Gaza conflict scrambles delicate dance of Mideast diplomacy
The continued fighting between Israel and Hamas in the Gaza Strip has scrambled the already-complicated world of Middle Eastern diplomacy, pitting occasional allies against one another and making strange bedfellows of countries that have watched their interests unexpectedly align.
The consequences of these emerging fault lines for U.S. interests in the region are hard to predict, analysts say -- but America needs to tread delicately.
"The United States has to navigate very carefully these waters, because any step we take vis-a-vis Israel and the Gaza situation has implications for [regional] alliances," explained CBS News Senior National Security Analyst Juan Zarate.
"The obvious problem is the United States has a whole series of allies which are conditional," explained Anthony Cordesman of the Center for Strategic and International Studies. "They don't have some magic common interests, but they need to preserve their ties. Turkey is a major ally. Qatar has the main U.S. air facility and provides a source of prepositioning in the region, and it's also a key ally in terms of the U.S. ability to deal with Iran."
The most significant development is the widening rift between Turkey and Qatar on one side, which have come down "much harder on the side of Hamas," Zarate said, and Egypt, Saudi Arabia, and the United Arab Emirates on the other, which are "ardent opponents" of Hamas.
The Egyptians and Saudis have offered "tacit or quiet approval to what Israel is doing," Zarate said, but they've been careful to not offer full-throated support for Israel, largely because they continue to support many of the Palestinians' goals in the broader conflict.
"They would never change their position on the right of Palestinian statehood or the right of the Palestinian people, and they certainly are not going to mute themselves in terms of objecting to what they view as the slaughter of innocents" by Israel in Gaza, Zarate explained.
"There is no alliance or underlying broad common interest between Israel, Saudi Arabia, and the Arab Gulf states," said Cordesman. "They do have a common interest in this one limited area."
What that common interest can accomplish, Zarate said, is a muting of the official public opposition to Israel's actions from other countries in the region. And that, in turn, could give the Israelis more breathing room to continue carrying out their military campaign in Gaza.
"Everybody wants a ceasefire, provided it isn't on the terms that would allow Hamas to rearm or claim victory," Cordesman said. "The problem for the Gulf States isn't a deep emotional concern for Israel's security. It's that Hamas if it appeared as any kind of victor, they might well be able to displace the Palestinian Authority in the West Bank, and they would further empower ISIS in Iraq."

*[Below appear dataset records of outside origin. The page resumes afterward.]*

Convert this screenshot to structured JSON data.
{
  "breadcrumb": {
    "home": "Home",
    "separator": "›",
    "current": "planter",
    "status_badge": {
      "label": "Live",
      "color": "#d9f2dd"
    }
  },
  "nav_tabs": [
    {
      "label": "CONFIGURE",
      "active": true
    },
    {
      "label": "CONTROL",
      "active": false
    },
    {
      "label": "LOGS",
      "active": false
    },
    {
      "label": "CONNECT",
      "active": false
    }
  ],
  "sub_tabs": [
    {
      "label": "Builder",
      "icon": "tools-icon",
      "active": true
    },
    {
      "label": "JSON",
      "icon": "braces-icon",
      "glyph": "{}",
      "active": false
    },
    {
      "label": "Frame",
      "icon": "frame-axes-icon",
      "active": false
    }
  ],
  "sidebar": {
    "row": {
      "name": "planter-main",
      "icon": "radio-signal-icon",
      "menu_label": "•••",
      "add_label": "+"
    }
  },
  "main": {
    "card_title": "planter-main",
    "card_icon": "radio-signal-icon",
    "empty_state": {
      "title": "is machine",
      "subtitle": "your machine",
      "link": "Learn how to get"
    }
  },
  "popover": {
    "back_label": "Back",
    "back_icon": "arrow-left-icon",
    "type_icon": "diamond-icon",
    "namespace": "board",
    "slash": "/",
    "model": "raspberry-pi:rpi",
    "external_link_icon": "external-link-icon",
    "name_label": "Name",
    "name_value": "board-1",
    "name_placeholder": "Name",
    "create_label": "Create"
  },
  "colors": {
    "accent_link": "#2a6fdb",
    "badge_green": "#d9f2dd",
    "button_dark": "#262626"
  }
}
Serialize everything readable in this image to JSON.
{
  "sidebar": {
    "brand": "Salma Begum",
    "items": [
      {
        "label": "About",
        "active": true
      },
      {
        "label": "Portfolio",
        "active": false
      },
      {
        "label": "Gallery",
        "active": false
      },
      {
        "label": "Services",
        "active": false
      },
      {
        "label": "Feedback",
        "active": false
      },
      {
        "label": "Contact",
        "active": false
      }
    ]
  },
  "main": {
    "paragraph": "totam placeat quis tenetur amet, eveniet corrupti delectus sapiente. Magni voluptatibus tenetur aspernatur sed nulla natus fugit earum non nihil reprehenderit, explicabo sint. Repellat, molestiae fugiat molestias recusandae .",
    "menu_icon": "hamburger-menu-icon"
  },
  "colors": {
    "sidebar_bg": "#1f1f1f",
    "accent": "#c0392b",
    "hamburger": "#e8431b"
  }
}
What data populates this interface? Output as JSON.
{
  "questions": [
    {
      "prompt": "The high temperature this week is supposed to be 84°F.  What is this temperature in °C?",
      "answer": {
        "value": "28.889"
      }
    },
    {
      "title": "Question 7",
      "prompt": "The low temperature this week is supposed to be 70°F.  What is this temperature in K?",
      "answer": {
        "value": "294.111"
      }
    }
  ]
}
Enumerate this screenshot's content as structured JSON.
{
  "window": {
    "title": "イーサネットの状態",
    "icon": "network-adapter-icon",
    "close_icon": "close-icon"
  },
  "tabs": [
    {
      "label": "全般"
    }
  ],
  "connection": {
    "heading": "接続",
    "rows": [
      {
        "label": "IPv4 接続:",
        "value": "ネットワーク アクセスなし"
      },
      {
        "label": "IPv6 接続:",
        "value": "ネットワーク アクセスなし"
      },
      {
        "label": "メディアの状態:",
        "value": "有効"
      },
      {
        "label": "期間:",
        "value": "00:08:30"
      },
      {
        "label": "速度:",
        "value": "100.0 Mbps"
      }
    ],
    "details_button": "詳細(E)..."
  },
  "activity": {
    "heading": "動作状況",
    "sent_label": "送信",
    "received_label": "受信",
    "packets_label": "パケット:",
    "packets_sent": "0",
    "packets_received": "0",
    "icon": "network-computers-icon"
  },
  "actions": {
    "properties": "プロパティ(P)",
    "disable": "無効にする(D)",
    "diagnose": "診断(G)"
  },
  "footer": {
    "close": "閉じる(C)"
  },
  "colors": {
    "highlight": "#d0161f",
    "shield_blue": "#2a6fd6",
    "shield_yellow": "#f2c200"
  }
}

Those are also concerns for the U.S., which has struggled to contain ISIS' ferocious Islamist insurgency in Iraq, and has labored to build up the Palestinian Authority as a moderate alternative to Hamas in the Israeli-Palestinian peace process.
Much of Egypt's tacit support for Israel can be blamed on the close ties between Hamas and the Muslim Brotherhood, which the current Egyptian government under Gen. Abdul Fattah al-Sisi has been trying to "eradicate," according to Zarate.
"This is no kind of alliance, it's just a matter of parallel interests," explained Cordesman.
A candidate friendly to the Muslim Brotherhood won the presidential election in Egypt following the overthrow of former President Hosni Mubarak during the Arab Spring in 2011. That man, Mohammed Morsi, was himself ousted from the presidency roughly two years later by Egypt's military under al-Sisi. Since then, supporters of the Muslim Brotherhood have occasionally skirmished with Egyptian security forces.
"What you have is a realignment of a forces given the tumult of the Arab revolutions, some of which has been festering for some time, but has crystallized in the context of this conflict, so much so that you have real tensions diplomatically," Zarate explained.
And those tensions could make the task of peacemaking dramatically more difficult as U.S. officials navigate a minefield of conflicting interests and regional pressure points.
For example, "when [U.S. Secretary of State John] Kerry meets with Turkey and Qatar to try and bring a ceasefire forward, that sends a very strong signal to Israel, Saudi Arabia Egypt, and the U.A.E. that in some way the U.S. is kowtowing or empowering that alliance in opposition to them," Zarate explained. "And so this is a very fluid dynamic, but one that impacts even American diplomacy."
But Cordesman cautioned that for all of the diplomatic upheaval sown by the fighting in Gaza, stability and constancy have never been a feature of U.S. foreign policy in the Middle East.
"The underlying patterns, in many ways, have not been all that different," he explained. "If you look back, we've had problems with Turkey and Qatar before, we have to keep adjusting our relationship with major Gulf States. We've had tensions before with Israel."
"Welcome to the new, old Middle East," he quipped.
Despite all the complications and unresolved questions, one simple fact seems certain about the conflict in Gaza, which has already killed over 1,400 Palestinian civilians, 56 Israeli soldiers, and 3 Israeli civilians: It's not likely to end any time soon.
"Israel has made the determination that they are in this for a longer haul, because they have to destroy the infrastructure that Hamas has built," Zarate said, citing the rockets Hamas has stockpiled and the tunnels they've used to infiltrate Israeli territory and launch suicide attacks. "[The Israelis] think they have to destroy this capability, otherwise they're going to be vulnerable."